Effective Treatments for ADHD
To properly treat attention deficit hyperactivity disorder, a diagnosis is needed. Diagnosing the condition can be challenging because there’s not one single test to rely on. Instead, a health care provider or counselor may first work to rule out any other conditions causing the symptoms. They’ll then gather information and use psychological tests or ADHD rating scales to diagnose the mental health condition.
Criteria from the Diagnostic and Statistical Manual are essential in making a diagnosis.
- Other psychiatric disorders resemble ADHD.
- For example, many other mental health disorders can have similar symptoms, such as anxiety and depression, bipolar disorder, learning disability and language disorders, defiant disorder, or conduct disorder.
- A medical condition can affect behavior and thinking, like thyroid problems, low blood sugar, or a neurological condition like brain injuries.
- Certain drugs and medications can also cause similar symptoms.
Once there’s an elimination of other potential issues, a treatment plan can begin.
One of the first-line treatments for any form of ADHD in children and adults is medication. Medications can include:
- Stimulants: These medicines will often include amphetamine or methylphenidate.
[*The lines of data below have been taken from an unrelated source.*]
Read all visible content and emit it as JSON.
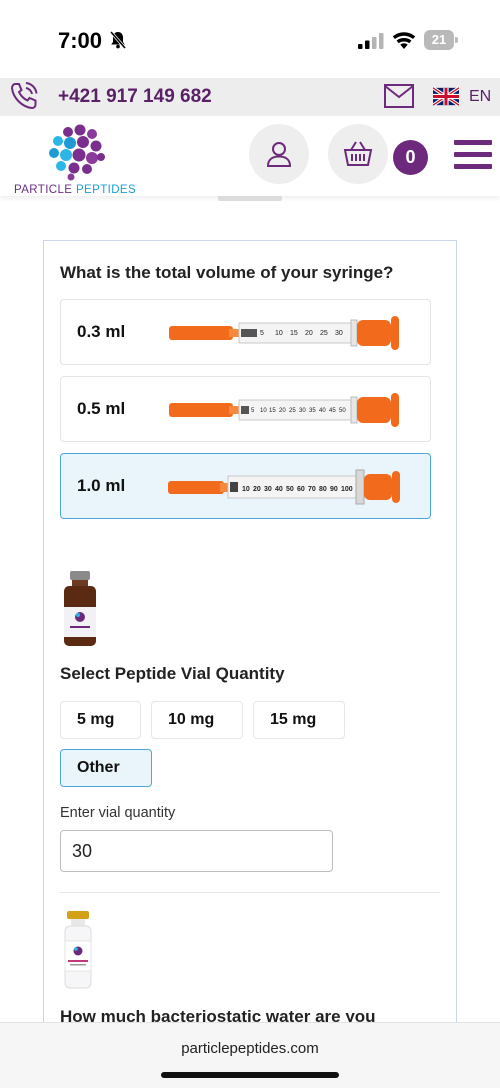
{
  "status_bar": {
    "time": "7:00",
    "battery": "21"
  },
  "contact": {
    "phone": "+421 917 149 682",
    "language": "EN"
  },
  "header": {
    "logo_main": "PARTICLE ",
    "logo_accent": "PEPTIDES",
    "cart_count": "0"
  },
  "calculator": {
    "syringe_question": "What is the total volume of your syringe?",
    "syringe_options": [
      {
        "label": "0.3 ml",
        "selected": false
      },
      {
        "label": "0.5 ml",
        "selected": false
      },
      {
        "label": "1.0 ml",
        "selected": true
      }
    ],
    "syringe_scales": {
      "s03": [
        "5",
        "10",
        "15",
        "20",
        "25",
        "30"
      ],
      "s05": [
        "5",
        "10",
        "15",
        "20",
        "25",
        "30",
        "35",
        "40",
        "45",
        "50"
      ],
      "s10": [
        "10",
        "20",
        "30",
        "40",
        "50",
        "60",
        "70",
        "80",
        "90",
        "100"
      ]
    },
    "vial_title": "Select Peptide Vial Quantity",
    "vial_options": [
      {
        "label": "5 mg",
        "selected": false
      },
      {
        "label": "10 mg",
        "selected": false
      },
      {
        "label": "15 mg",
        "selected": false
      },
      {
        "label": "Other",
        "selected": true
      }
    ],
    "vial_input_label": "Enter vial quantity",
    "vial_input_value": "30",
    "water_title": "How much bacteriostatic water are you"
  },
  "browser": {
    "url": "particlepeptides.com"
  },
  "colors": {
    "brand_purple": "#6d2a7c",
    "accent_blue": "#4ca8d8",
    "syringe_orange": "#f26a1b"
  }
}
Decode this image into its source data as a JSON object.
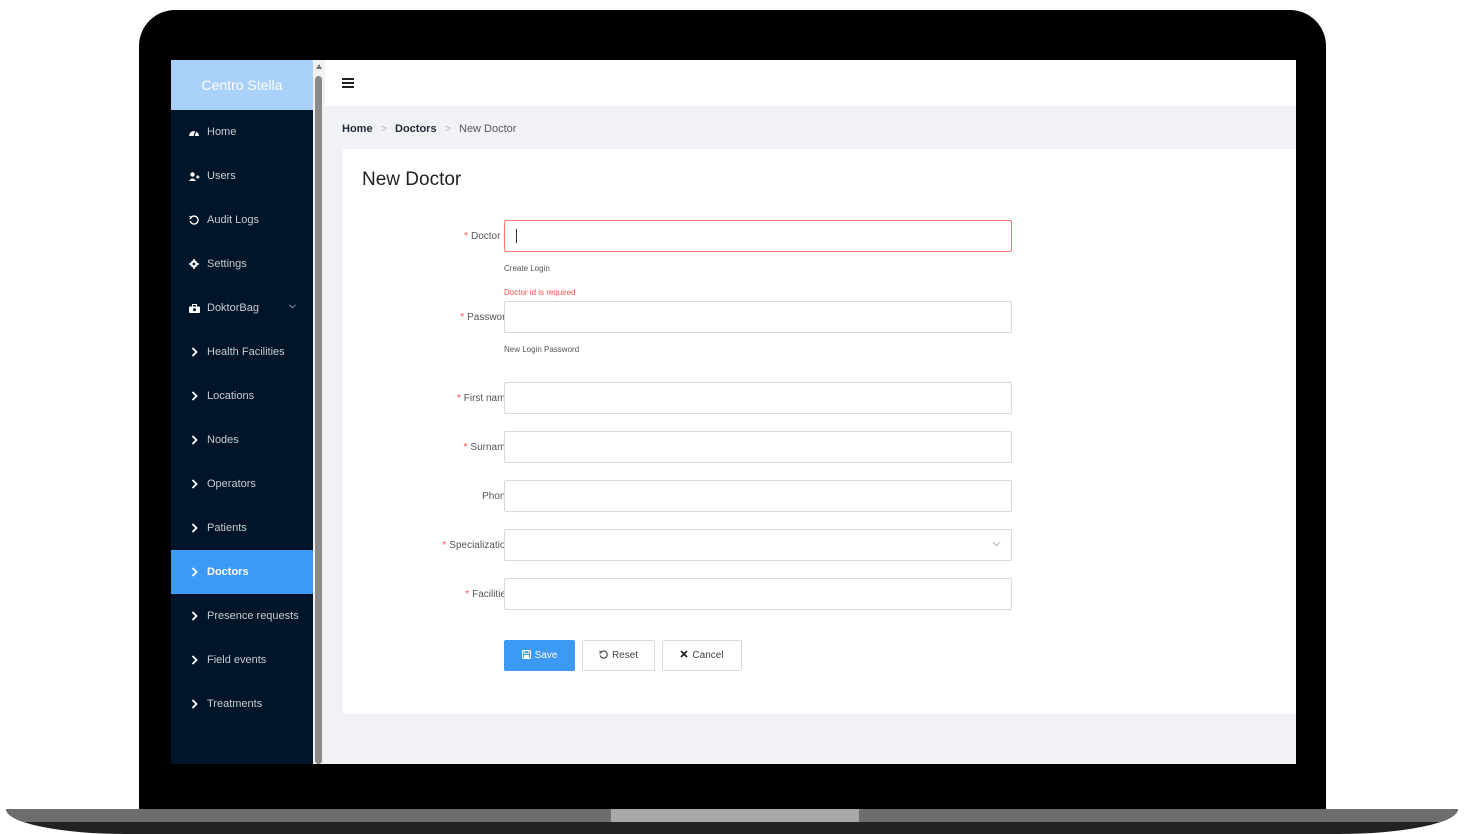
{
  "app": {
    "brand": "Centro Stella"
  },
  "sidebar": {
    "items": [
      {
        "label": "Home",
        "icon": "dashboard-icon"
      },
      {
        "label": "Users",
        "icon": "users-icon"
      },
      {
        "label": "Audit Logs",
        "icon": "history-icon"
      },
      {
        "label": "Settings",
        "icon": "gear-icon"
      },
      {
        "label": "DoktorBag",
        "icon": "bag-icon"
      },
      {
        "label": "Health Facilities",
        "icon": "chevron-right-icon"
      },
      {
        "label": "Locations",
        "icon": "chevron-right-icon"
      },
      {
        "label": "Nodes",
        "icon": "chevron-right-icon"
      },
      {
        "label": "Operators",
        "icon": "chevron-right-icon"
      },
      {
        "label": "Patients",
        "icon": "chevron-right-icon"
      },
      {
        "label": "Doctors",
        "icon": "chevron-right-icon",
        "active": true
      },
      {
        "label": "Presence requests",
        "icon": "chevron-right-icon"
      },
      {
        "label": "Field events",
        "icon": "chevron-right-icon"
      },
      {
        "label": "Treatments",
        "icon": "chevron-right-icon"
      }
    ]
  },
  "breadcrumb": {
    "home": "Home",
    "section": "Doctors",
    "current": "New Doctor"
  },
  "page": {
    "title": "New Doctor"
  },
  "form": {
    "doctor_id": {
      "label": "Doctor id",
      "value": "",
      "help": "Create Login",
      "error": "Doctor id is required"
    },
    "password": {
      "label": "Password",
      "value": "",
      "help": "New Login Password"
    },
    "first_name": {
      "label": "First name",
      "value": ""
    },
    "surname": {
      "label": "Surname",
      "value": ""
    },
    "phone": {
      "label": "Phone",
      "value": ""
    },
    "specialization": {
      "label": "Specialization",
      "value": ""
    },
    "facilities": {
      "label": "Facilities",
      "value": ""
    }
  },
  "buttons": {
    "save": "Save",
    "reset": "Reset",
    "cancel": "Cancel"
  },
  "colors": {
    "sidebar_bg": "#001529",
    "accent": "#3c99f6",
    "brand_bg": "#a8d0f8",
    "error": "#ff4d4f"
  }
}
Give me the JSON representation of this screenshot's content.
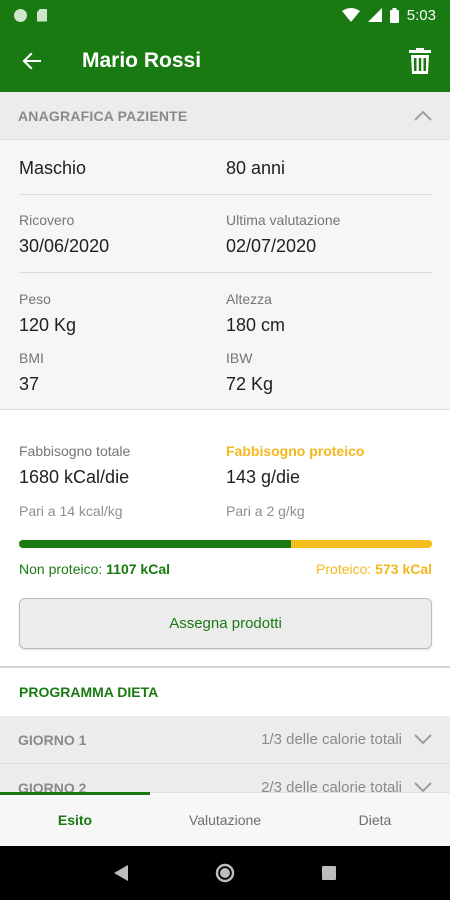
{
  "status_bar": {
    "time": "5:03"
  },
  "app_bar": {
    "title": "Mario Rossi"
  },
  "patient_section": {
    "header": "ANAGRAFICA PAZIENTE",
    "sex": "Maschio",
    "age": "80 anni",
    "admission_label": "Ricovero",
    "admission_value": "30/06/2020",
    "last_eval_label": "Ultima valutazione",
    "last_eval_value": "02/07/2020",
    "weight_label": "Peso",
    "weight_value": "120 Kg",
    "height_label": "Altezza",
    "height_value": "180 cm",
    "bmi_label": "BMI",
    "bmi_value": "37",
    "ibw_label": "IBW",
    "ibw_value": "72 Kg"
  },
  "needs": {
    "total_label": "Fabbisogno totale",
    "total_value": "1680 kCal/die",
    "total_sub": "Pari a 14 kcal/kg",
    "protein_label": "Fabbisogno proteico",
    "protein_value": "143 g/die",
    "protein_sub": "Pari a 2 g/kg",
    "non_protein_label": "Non proteico: ",
    "non_protein_value": "1107 kCal",
    "protein_kcal_label": "Proteico: ",
    "protein_kcal_value": "573 kCal",
    "non_protein_fraction": 0.659,
    "assign_button": "Assegna prodotti"
  },
  "program": {
    "title": "PROGRAMMA DIETA",
    "days": [
      {
        "name": "GIORNO 1",
        "info": "1/3 delle calorie totali"
      },
      {
        "name": "GIORNO 2",
        "info": "2/3 delle calorie totali"
      }
    ]
  },
  "tabs": [
    {
      "label": "Esito",
      "active": true
    },
    {
      "label": "Valutazione",
      "active": false
    },
    {
      "label": "Dieta",
      "active": false
    }
  ],
  "colors": {
    "primary": "#1a7a12",
    "accent": "#f5bd1d"
  }
}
They help balance neurotransmitters, which are brain chemicals, to manage symptoms.
- Atomoxetine is a non-stimulant medicine sometimes used.
- Antidepressants like bupropion can also be a treatment option. They don’t work as quickly as stimulants, but some people can’t take stimulant medications.
Therapy and Counseling
Counseling for ADHD can be a great way to learn skills to manage behaviors and symptoms. Counseling is also a good way to learn about the condition. Psychotherapy can help if you have ADHD in a variety of ways.
- Behavior therapy or psychotherapy can help manage organizational skills and time management as well as other behavior modifications.
- When you participate in therapy you can learn problem-solving skills and strategies to reduce impulsive behavior.
- Therapy is also a means to improve self-esteem and learn how to improve relationships and control your symptoms.
Cognitive-behavioral therapy is one of the more common types used for ADHD. You can learn how to challenge your negative thought patterns and, in turn, change your problematic behaviors.
You might also participate in family therapy or relationship counseling since living with someone with ADHD can be challenging for your loved ones.
To sum up, according to the statistical manual of mental disorders in comparing ADHD vs ADD, there is no difference. The only difference is that ADD is now considered an outdated term. ADD didn’t take into consideration the hyperactive symptoms of this condition, while ADHD does. If you were to receive a current diagnosis, it would be for an attention-deficit hyperactive disorder, which can then fall into a subcategory.